This article was first published on BRINK September 16, 2021.
A former colleague shared with me a Fast Company Magazine article about a supposed new “screw you” attitude of employees, particularly Millennials, toward their employers. The article suggests that a widespread embrace of a “you only live once” philosophy is motivating employees to “[buck] the broken corporate system in record numbers.” It warns employers not to dismiss this fundamental shift but instead seize the opportunity to adopt an employee-centric approach to people management and transform their organizational cultures accordingly.
What did I make of this, my former colleague asked? Here is the essence of my response:
First, I always put more credence in signals drawn from employee behavior than from the results of survey responses. What employees say matters most to them often is not the same as what they act upon. I prefer to draw insights from the preferences revealed through their actual choices than from the stated preferences employees share in a survey, focus group or interview. Perhaps that’s just my bias as an economist. So, for instance, examining patterns and predictors of employee turnover – in effect, how employees vote with their feet – can offer better insight into what they actually value in the employment “deal” than results of general population polling or employer-sponsored engagement surveys.
What Millennials’ Behavioral Data Tells US
A few years ago, my colleagues and I undertook precisely such an analysis to assess what Millennials most value at work, comparing the results of turnover analysis to those commonly elicited from surveys of Millennials. We found that while survey data (and common stereotypes) pointed to mission, learning, mobility, and more entrepreneurial-style pay – e.g., incentives, equity, etc. – as key motivators for Millennials, it is actually higher base pay and the continuity and effectiveness of their supervisors that most predict the likelihood that they will actually stay with their current employer. Millennials may say they value an eclectic mix of rewards and opportunities at work, but it seems that what they act on is a bit more straightforward and traditional. Given the degree of economic uncertainty in recent years and the high levels of debt with which this generation is encumbered, the results of our study should not be surprising. Yes, qualitative data are useful, but hard behavioral data are even more reliable as the basis of decision-making.
Current Turnover Trends
Voluntary turnover has definitely been rising among our clients’ workforces. But why? Does it reflect:
How COVID Has Changed the Rate of Retirement
Still, my take is that attitudinal changes are less stark and enduring than suggested in the Fast Company article, and, if anything, they are more present among older workers. Indeed, we’re seeing a spike in retirement that is reversing the pre-COVID trend to delay retirement. This may reflect greater awareness among the boomers of their health vulnerabilities. Or, it could reflect the impact of the psychological break from the office that came with COVID.
Alternatively, it could indeed be a value shift, reflecting a realization during COVID that one needs less to be happy than previously thought. Of course, suddenly rising inflation could lead to a swift re-appraisal of that position, especially for newly retired employees on fixed incomes. Clearly, there is important research to be undertaken on the effect of COVID on the timing of retirement to better understand behavioral changes among older workers and whether they will persist.
Engagement and Productivity During the Pandemic
On the perceptual side, I have seen nothing so far in the employee sensing data of actual clients to suggest engagement is pervasively down. If anything, engagement rose during COVID as did workforce productivity, at least as reported by employers. Most employers of the kind we work with managed their workforces very well the past 17 months and went out of their way to accommodate employees.

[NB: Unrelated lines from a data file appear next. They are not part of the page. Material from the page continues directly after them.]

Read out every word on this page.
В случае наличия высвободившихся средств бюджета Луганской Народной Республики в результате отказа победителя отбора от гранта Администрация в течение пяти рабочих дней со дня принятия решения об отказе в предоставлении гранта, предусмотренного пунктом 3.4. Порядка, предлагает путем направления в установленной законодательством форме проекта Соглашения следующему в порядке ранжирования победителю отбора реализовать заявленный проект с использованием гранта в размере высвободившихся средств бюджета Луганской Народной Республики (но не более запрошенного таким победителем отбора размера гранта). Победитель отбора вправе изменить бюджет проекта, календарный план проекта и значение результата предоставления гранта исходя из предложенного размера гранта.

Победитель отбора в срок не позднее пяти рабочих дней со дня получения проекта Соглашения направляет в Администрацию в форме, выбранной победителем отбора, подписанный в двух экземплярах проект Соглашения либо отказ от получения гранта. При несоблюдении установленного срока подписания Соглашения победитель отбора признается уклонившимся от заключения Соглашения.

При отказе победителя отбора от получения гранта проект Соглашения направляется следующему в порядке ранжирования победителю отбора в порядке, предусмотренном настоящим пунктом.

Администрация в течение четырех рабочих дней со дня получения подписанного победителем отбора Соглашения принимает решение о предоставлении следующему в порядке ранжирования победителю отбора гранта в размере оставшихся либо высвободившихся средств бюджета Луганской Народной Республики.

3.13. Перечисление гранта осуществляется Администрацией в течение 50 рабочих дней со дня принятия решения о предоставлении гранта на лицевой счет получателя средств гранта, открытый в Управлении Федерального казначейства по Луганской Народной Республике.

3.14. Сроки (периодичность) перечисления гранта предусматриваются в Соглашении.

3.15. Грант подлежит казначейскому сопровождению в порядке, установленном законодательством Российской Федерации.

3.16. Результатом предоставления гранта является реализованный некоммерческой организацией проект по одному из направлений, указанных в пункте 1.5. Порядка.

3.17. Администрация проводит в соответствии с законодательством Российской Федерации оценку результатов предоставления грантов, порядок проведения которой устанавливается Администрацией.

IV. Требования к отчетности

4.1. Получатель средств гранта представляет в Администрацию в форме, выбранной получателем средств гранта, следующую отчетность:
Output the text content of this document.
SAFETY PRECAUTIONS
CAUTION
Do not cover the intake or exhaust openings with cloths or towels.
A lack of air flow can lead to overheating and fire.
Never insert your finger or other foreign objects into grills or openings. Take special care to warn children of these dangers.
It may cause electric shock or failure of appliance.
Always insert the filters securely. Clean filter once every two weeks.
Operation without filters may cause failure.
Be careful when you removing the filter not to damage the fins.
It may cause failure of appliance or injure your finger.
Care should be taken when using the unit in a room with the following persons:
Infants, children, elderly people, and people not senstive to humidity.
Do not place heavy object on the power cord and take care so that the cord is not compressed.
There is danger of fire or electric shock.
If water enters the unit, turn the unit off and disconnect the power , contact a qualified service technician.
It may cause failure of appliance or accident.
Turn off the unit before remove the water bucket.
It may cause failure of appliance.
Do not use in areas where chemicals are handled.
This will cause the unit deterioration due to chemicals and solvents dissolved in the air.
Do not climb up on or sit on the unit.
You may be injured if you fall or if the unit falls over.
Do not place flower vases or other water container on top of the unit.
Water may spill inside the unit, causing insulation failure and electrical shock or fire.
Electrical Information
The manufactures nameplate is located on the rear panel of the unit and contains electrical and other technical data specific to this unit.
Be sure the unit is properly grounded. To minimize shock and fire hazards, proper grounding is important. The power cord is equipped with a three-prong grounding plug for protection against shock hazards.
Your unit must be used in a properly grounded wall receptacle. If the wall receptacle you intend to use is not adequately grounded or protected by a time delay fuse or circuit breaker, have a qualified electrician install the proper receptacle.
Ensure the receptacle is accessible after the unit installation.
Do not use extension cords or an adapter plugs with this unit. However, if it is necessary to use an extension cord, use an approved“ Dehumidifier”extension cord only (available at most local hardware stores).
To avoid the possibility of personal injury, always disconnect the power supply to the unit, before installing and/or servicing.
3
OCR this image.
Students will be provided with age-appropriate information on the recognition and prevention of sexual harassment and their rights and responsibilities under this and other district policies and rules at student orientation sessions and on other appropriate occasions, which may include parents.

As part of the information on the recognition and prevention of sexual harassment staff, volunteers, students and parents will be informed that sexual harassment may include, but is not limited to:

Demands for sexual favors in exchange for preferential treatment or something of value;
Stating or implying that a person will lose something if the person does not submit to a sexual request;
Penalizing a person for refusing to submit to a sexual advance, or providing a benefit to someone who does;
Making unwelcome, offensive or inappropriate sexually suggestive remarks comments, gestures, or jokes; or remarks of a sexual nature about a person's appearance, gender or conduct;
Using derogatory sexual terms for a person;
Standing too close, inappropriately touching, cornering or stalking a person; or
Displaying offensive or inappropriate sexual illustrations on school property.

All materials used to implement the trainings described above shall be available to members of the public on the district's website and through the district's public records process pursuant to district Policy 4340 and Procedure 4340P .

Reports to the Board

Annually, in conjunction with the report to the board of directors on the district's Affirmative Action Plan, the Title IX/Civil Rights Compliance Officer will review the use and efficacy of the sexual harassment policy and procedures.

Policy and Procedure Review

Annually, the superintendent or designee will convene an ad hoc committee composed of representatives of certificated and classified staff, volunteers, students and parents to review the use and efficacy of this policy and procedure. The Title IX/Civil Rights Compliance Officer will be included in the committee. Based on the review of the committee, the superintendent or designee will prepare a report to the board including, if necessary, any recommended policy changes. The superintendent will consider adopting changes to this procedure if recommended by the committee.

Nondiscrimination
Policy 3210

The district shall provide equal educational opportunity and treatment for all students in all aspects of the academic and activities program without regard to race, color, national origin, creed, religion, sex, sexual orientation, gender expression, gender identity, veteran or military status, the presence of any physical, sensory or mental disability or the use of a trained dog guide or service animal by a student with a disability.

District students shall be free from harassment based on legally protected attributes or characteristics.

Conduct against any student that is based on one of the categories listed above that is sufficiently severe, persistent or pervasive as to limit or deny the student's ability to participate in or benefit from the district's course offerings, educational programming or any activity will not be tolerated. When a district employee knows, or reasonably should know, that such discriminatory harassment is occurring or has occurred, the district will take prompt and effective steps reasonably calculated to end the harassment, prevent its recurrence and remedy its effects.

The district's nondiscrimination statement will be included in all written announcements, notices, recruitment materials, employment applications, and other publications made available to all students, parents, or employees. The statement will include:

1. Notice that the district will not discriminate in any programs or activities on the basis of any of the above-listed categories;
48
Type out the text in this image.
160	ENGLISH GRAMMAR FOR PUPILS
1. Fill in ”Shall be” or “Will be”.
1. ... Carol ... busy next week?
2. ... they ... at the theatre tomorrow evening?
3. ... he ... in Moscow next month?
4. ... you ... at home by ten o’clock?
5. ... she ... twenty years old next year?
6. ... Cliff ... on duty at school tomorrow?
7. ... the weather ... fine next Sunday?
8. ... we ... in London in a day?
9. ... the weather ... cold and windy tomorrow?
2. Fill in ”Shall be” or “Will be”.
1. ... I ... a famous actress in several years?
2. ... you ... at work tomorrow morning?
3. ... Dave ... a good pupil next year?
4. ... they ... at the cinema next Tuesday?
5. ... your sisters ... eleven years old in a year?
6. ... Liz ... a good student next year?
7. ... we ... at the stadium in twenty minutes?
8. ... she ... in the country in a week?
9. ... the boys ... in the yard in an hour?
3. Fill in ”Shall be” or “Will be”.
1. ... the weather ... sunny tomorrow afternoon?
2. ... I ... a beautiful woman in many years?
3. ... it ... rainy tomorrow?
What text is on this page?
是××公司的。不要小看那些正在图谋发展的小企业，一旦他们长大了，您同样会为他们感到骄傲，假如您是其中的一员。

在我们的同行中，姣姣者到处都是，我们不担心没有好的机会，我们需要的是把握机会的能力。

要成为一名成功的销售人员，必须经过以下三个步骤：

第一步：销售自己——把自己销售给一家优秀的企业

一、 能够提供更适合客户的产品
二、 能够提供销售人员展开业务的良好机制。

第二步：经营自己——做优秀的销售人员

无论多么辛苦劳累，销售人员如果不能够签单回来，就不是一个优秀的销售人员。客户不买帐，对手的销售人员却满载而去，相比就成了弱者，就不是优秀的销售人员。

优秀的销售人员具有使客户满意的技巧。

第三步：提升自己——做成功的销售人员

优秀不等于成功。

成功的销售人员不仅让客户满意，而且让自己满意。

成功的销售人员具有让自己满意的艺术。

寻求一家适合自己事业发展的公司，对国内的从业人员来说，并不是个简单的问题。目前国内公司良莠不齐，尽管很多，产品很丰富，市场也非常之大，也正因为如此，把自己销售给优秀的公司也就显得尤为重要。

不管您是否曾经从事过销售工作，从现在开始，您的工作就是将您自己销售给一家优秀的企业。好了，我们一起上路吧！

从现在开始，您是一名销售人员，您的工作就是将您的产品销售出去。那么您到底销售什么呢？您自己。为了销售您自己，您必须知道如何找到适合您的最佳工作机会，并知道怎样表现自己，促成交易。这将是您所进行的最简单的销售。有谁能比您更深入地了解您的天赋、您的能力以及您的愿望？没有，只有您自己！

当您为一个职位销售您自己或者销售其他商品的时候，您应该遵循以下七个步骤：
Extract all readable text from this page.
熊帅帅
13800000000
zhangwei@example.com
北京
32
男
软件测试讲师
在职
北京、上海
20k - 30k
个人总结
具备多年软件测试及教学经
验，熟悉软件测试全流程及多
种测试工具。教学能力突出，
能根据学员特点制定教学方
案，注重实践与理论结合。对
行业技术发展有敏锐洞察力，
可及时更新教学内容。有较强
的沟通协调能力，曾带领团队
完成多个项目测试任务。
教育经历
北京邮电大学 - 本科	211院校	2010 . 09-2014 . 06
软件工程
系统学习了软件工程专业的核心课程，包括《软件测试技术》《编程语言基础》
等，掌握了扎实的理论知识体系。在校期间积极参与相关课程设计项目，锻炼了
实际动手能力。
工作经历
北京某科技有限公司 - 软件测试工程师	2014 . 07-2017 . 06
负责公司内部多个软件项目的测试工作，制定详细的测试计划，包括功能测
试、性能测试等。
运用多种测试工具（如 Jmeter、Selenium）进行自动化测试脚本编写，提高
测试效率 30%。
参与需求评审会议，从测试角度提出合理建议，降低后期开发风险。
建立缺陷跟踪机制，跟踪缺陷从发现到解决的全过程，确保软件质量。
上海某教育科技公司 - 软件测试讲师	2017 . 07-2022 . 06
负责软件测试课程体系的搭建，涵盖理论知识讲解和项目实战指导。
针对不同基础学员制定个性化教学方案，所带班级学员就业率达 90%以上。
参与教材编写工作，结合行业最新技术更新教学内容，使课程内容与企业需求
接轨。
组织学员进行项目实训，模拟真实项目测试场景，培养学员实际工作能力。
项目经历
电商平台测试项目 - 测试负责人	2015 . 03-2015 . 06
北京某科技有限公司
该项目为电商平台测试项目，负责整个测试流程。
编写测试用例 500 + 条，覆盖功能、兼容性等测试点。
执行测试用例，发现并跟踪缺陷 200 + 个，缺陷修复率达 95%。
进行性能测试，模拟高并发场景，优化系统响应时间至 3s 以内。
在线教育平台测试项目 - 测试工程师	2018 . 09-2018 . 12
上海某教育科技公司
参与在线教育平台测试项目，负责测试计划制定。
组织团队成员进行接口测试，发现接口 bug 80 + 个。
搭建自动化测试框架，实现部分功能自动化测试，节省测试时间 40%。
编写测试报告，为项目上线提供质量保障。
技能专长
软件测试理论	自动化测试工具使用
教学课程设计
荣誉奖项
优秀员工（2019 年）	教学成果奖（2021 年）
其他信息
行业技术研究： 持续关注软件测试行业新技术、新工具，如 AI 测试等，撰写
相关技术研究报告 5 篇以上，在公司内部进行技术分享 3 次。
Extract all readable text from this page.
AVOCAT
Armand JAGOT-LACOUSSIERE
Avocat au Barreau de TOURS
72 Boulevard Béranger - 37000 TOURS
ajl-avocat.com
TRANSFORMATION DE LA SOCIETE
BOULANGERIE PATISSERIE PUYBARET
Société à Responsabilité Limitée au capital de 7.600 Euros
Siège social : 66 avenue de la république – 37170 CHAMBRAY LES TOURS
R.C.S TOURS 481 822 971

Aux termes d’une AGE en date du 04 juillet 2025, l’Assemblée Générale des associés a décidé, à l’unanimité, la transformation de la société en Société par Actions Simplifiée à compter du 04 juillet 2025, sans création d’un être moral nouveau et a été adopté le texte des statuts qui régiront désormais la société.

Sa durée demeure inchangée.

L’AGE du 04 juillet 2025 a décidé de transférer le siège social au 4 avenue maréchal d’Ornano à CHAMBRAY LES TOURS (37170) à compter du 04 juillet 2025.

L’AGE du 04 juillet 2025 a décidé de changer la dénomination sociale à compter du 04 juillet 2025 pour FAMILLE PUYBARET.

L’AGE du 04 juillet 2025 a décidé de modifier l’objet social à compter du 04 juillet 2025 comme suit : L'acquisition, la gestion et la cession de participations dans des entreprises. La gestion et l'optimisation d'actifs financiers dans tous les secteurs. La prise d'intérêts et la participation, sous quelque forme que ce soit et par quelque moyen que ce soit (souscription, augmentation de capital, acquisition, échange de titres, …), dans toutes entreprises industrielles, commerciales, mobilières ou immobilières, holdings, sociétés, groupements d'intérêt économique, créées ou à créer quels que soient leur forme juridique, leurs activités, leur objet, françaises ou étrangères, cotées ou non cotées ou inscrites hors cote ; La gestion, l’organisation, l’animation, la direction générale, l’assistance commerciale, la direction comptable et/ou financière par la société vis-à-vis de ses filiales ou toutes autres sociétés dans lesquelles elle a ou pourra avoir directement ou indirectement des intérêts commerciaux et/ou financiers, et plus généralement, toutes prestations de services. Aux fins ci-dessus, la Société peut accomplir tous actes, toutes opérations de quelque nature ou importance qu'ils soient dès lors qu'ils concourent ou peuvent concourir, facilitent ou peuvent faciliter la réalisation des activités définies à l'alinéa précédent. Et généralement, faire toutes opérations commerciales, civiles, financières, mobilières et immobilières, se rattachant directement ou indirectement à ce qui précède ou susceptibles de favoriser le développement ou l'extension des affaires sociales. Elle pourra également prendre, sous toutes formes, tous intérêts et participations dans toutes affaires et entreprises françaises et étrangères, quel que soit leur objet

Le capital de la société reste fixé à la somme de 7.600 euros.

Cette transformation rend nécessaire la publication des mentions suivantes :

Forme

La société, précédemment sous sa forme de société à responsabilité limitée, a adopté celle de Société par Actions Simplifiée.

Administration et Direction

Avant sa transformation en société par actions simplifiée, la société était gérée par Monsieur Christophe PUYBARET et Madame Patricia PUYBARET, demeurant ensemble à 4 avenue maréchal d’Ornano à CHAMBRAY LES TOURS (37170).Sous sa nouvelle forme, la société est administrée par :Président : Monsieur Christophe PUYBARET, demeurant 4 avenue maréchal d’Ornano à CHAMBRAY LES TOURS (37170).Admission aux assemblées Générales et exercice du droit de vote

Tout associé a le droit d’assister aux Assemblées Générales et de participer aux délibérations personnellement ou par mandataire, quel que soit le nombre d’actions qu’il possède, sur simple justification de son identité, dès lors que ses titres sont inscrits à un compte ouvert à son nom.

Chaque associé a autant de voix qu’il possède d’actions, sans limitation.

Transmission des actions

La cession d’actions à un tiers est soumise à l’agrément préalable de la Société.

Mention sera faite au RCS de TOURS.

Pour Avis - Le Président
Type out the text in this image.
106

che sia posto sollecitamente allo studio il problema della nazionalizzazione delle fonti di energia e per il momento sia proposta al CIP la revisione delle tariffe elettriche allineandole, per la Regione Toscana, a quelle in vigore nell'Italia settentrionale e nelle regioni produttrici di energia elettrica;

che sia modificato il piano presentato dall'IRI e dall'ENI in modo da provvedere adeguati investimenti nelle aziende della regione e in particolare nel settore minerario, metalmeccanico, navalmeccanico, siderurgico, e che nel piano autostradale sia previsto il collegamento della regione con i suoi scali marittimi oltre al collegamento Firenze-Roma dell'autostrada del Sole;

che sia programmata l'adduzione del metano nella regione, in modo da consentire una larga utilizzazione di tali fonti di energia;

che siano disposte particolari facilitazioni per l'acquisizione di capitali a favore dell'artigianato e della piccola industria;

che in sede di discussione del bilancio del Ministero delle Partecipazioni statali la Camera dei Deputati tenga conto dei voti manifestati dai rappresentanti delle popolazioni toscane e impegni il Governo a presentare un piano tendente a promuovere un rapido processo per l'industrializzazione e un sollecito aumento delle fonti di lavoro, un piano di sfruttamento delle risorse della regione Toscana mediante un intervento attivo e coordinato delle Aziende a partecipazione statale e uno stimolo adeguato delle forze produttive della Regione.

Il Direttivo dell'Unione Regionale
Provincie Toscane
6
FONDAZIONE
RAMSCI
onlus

I may have a skewed view of the world given the type of organizations with which we work. But big, brand-name employers matter a lot to our economy and still drive management trends. I don’t see these firms falling back to less flexible, less employee-centric pre-COVID ways very soon – not because they are being forced by suddenly empowered employees, but because firms generally don’t mess with something that is working.
The Narrative Versus Reality
My conclusion at this point is that this article is overstating the “screw you” message. Labor market conditions fluctuate, and as they do, the relative power of employer and employee changes correspondingly. That part will never change. Deeper shifts in attitudes toward work are something to look out for. Employers who miss the signals do so at their peril. But I see it as far too early to draw definitive conclusions that attitudes toward work and employment are dramatically shifting post COVID. If anything can cause a momentous value shift, it is indeed a once-in-a-lifetime “shock” event like the pandemic.
What does history tell us? The expression, “the new normal” has been bandied about extensively in HR circles since the 2008-2009 financial crisis. That deeply unsettling experience was presumed by many in the field to have created conditions that would require fundamental changes in the nature of the employment deal.
And yet, it’s still the “old normal” that more accurately characterizes the work environment of most of my clients. Social commentators love change. Those in charge of business operations, and in my experience, most employees as well, covet stability and predictability. Contradictory forces are always in play, which makes the issue of value change an empirical question. Let’s allow the data to speak and be circumspect about making or acting on grand pronouncements until those data start to tell us a clear and convincing story.